It is not the purpose of this blog to make popular statements. It is our purpose here to expose you to truths about insurance in general today and, in our next blog, health insurance—truths that have by-and-large been lost in today’s discussions on the subject. With over forty years’ experience in the field of health insurance, I’m in an almost unique position to discuss this subject.
Of all the political leaders you’ve heard discuss the subject in recent years, how many have any real experience in the field? How many have vested interests in getting you to support the programs they espouse—and their own re-elections? Having retired from the business and owning no stock in health insurance companies, I have no vested interest except disseminating the truth.
The only reason that insurance companies can underwrite your potential losses is that none of us can know what the future holds. If we did, either we wouldn’t buy insurance or they wouldn’t sell it to us. Today, we’ll discuss insurance in general. Then next week we’ll home in on health insurance.

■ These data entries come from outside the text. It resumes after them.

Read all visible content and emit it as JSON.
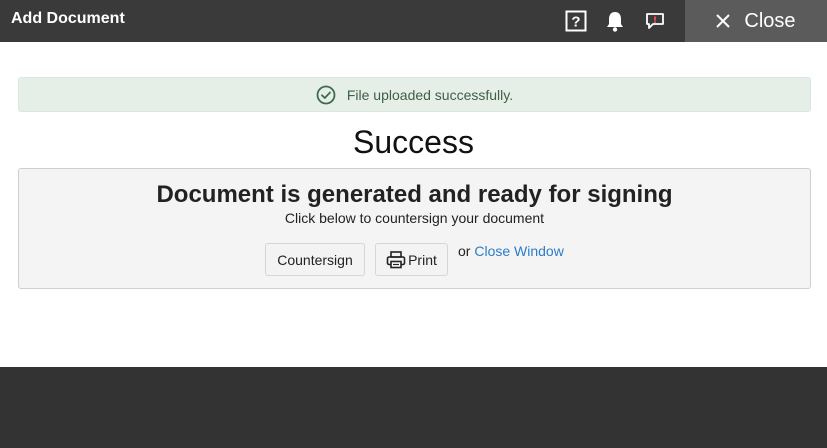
{
  "header": {
    "title": "Add Document",
    "close_label": "Close"
  },
  "alert": {
    "message": "File uploaded successfully."
  },
  "main": {
    "heading": "Success",
    "panel_title": "Document is generated and ready for signing",
    "panel_subtitle": "Click below to countersign your document",
    "countersign_label": "Countersign",
    "print_label": "Print",
    "or_text": "or",
    "close_window_label": "Close Window"
  },
  "icons": {
    "help": "help-icon",
    "notifications": "bell-icon",
    "chat": "chat-icon",
    "close": "close-icon",
    "success": "check-circle-icon",
    "print": "printer-icon"
  },
  "colors": {
    "topbar": "#3a3a3a",
    "close_button": "#5b5b5b",
    "alert_background": "#e6efe7",
    "alert_text": "#3f5f47",
    "link": "#2a7dc8"
  }
}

Over the last 60 years of driving motor vehicles, I’ve never been involved in a serious accident. Does that mean I couldn’t possibly have one tomorrow—or next week—or next month? Of course not.
If I knew absolutely that I was going to have a bad accident next week, or whenever, I’d probably want to increase my policy. On the other hand, if I knew for sure I’d never have one, I’d likely quit paying for the stuff. Waste of money.
Conversely, if my insurance company knew I was going to have an accident next week, they wouldn’t consider letting me increase my policy. In fact, they’d be apt to cancel it so they could avoid that claim. But if they knew for certain I’d never have one, they’d love to see me increase it.
INSURANCE WOULDN’T WORK IF WE KNEW WHO WAS GOING TO HAVE A LOSS WHEN. Only a vote-seeking politician would try to convince you otherwise.
Okay, if no one knows that, how do they set rates? Looks like they’d have to know before deciding what to charge.
The key is that they don’t know WHO will have an accident this year—or WHO will die this year—or WHOSE house will burn down this year, but they DO know approximately how many accidents there will be this year and what the dollar cost will be. And how many people in a given age group will die this year, and how many houses will burn down this year and what the financial loss will be.
It’s only because actuaries can figure nationwide (or statewide) totals but cannot pinpoint what individuals will suffer loss that insurance is possible.
Everything so far is pretty much common sense. Almost anyone—at least those not living within the Beltway—can understand these things.
We wouldn’t expect an insurance company to sell us a policy to cover a car wreck that happened yesterday. A life insurance policy to cover Aunt Sally, who died last week. A homeowner’s policy on a house destroyed in last night’s tornado. Trying to collect on such things as that is called fraud, and that can’t be allowed to happen.
Ever hear someone make this statement? “Well, it’s only insurance company money.” Or “Insurance companies have plenty of money. They’ll never miss it.”
This is one of the Great American Myths: INSURANCE COMPANY MONEY.
There is no insurance company money—it’s all POLICYHOLDER MONEY. Insurance companies get their money from premiums paid by you and me. If we inflate their costs by allowing fraud or unreasonable government requirements, we simply take more money out of our own pockets.
We’re the one’s paying the bills, and we should demand that ONLY LEGITIMATE BILLS BE PAID. Regardless of how much we may feel sorry for whoever is involved, payments must be governed by POLICY PROVISIONS—not emotion.
Ø How would you feel if you knew money was being siphoned out of your pocket to pay illegitimate claims?
Ø How about someone who cheats an insurance company by getting a mechanic to raise his bill a little and not charge you a deductible?
Ø Someone who was robbed and threw a few extra items into the claim?